Un panorama de Louis Dumoulin

Tombe de Louis-Jules Dumoulin,
au cimetière Montmartre

Une jolie tombe fleurie ornée d'une palette en bronze dans le cimetière Montmartre. C'est bien un peintre qui repose ici : Louis Dumoulin, 1860-1924, né de parents peintres et dont le grand-père était sculpteur, était l'élève du fameux Henri Gervex, dont la toile « Rolla », décrite par Huysmans qui avait bon goût, fit un beau scandale au Salon de 1878. Mais lui, Dumoulin, n'est pas connu pour ses nus ou ses scènes d'intérieur. Une œuvre lui reste attachée à jamais, plongeant hélas dans l'oubli ses nombreux paysages et ses tableaux « coloniaux », pour la plus grande joie d'ailleurs de quelques connaisseurs qui les collectionnent : c'est le Panorama de la bataille de Waterloo, qu'on peut toujours voir en Belgique sur le site de la bataille du même nom. L'œuvre est abritée dans une rotonde blanche de style néoclassique. Elle est inscrite depuis juillet 2008 sur la liste indicative de la Belgique à l'Unesco, comme exemple particulièrement significatif du phénomène des panoramas.
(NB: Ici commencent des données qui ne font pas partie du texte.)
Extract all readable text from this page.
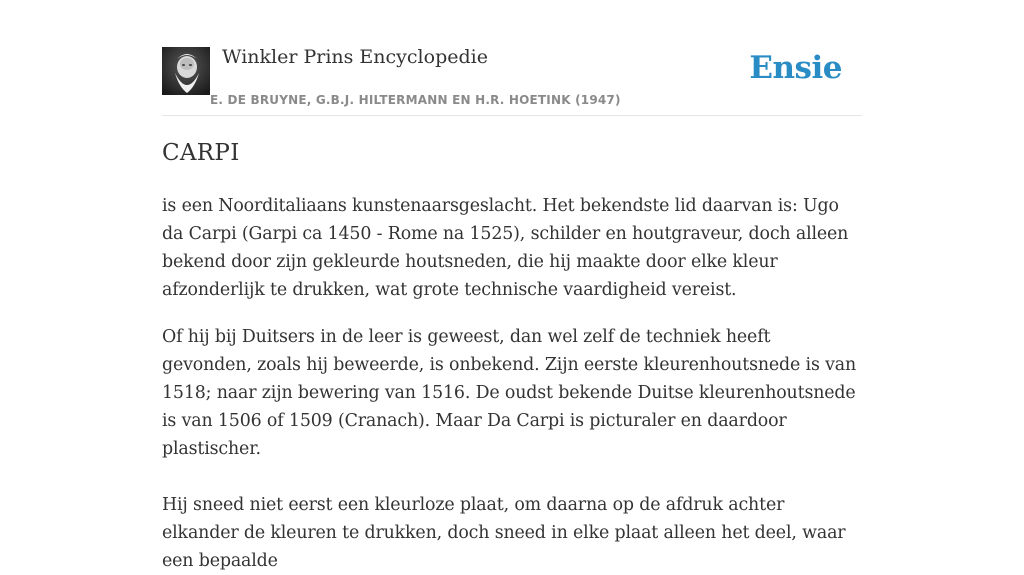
Winkler Prins Encyclopedie
E. DE BRUYNE, G.B.J. HILTERMANN EN H.R. HOETINK (1947)
Ensie
CARPI

is een Noorditaliaans kunstenaarsgeslacht. Het bekendste lid daarvan is: Ugo da Carpi (Garpi ca 1450 - Rome na 1525), schilder en houtgraveur, doch alleen bekend door zijn gekleurde houtsneden, die hij maakte door elke kleur afzonderlijk te drukken, wat grote technische vaardigheid vereist.

Of hij bij Duitsers in de leer is geweest, dan wel zelf de techniek heeft gevonden, zoals hij beweerde, is onbekend. Zijn eerste kleurenhoutsnede is van 1518; naar zijn bewering van 1516. De oudst bekende Duitse kleurenhoutsnede is van 1506 of 1509 (Cranach). Maar Da Carpi is picturaler en daardoor plastischer.

Hij sneed niet eerst een kleurloze plaat, om daarna op de afdruk achter elkander de kleuren te drukken, doch sneed in elke plaat alleen het deel, waar een bepaalde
Un morceau du panorama de la bataille de Waterloo
par Louis Dumoulin


Il faut ici dire un mot de ces « panoramas », fresques grandioses exécutées en trompe l'œil, qui adoptaient une forme circulaire de manière à entourer les spectateurs, selon le procédé breveté en 1787 par un Anglais d'origine irlandaise, Robert Barker (1739-1806). Avec un peu d'imagination, les spectateurs en question pouvaient se croire au cœur même de la scène représentée. 

« Nouveau Panorama des Champs Élysées »

Les panoramas connurent une vogue incroyable au XIXe siècle, tenant le rôle que le cinéma allait bientôt jouer. Des bâtiments cylindriques furent spécialement construits pour les abriter, certains à deux étages, on s'y rendait en famille. L'entrée du spectacle était d'un franc et de cinquante centimes « pour les militaires et les enfants ». Deux de ces « tours » se trouvaient à l'entrée du passage des Panoramas, dans le 2e arrondissement de Paris, c'est à elles qu'il doit son nom.

Trois affiches pour des panoramas

Il fallait être un peintre vraiment habile pour exécuter de tels tableaux : le pionnier et le maître incontesté du genre avait été le peintre Pierre Prévost, détenteur en France du brevet de Barker. On lui doit dix-sept panoramas, les plus célèbres illustrant les vues de Rome, de Naples, d'Amsterdam, de Jérusalem, d'Athènes, ou la bataille de Wagram. Mais il eut plusieurs émules, comme Castellani, Poilpot, ou même Gervex en personne, avant son élève Dumoulin. Louis Daguerre, toujours malin, perfectionnera le système sous le nom de diorama, en y ajoutant des effets de lumière qui donnent encore plus de vie à la scène.

Le Piton de la Fournaise, île de la Réunion,
par Louis Dumoulin

Il serait toutefois dommage que la bataille de Waterloo, aussi bien exécutée qu'elle soit, éclipse le reste du travail de Dumoulin, qui fait partie de la catégorie des « peintres voyageurs ». Il exposait régulièrement au Salon ses toiles représentant des paysages d'Europe quand une mission au Japon vint rompre ce train-train. Il en rapportera des études très intéressantes, des croquis pris sur le vif comme cette fête à Kyoto.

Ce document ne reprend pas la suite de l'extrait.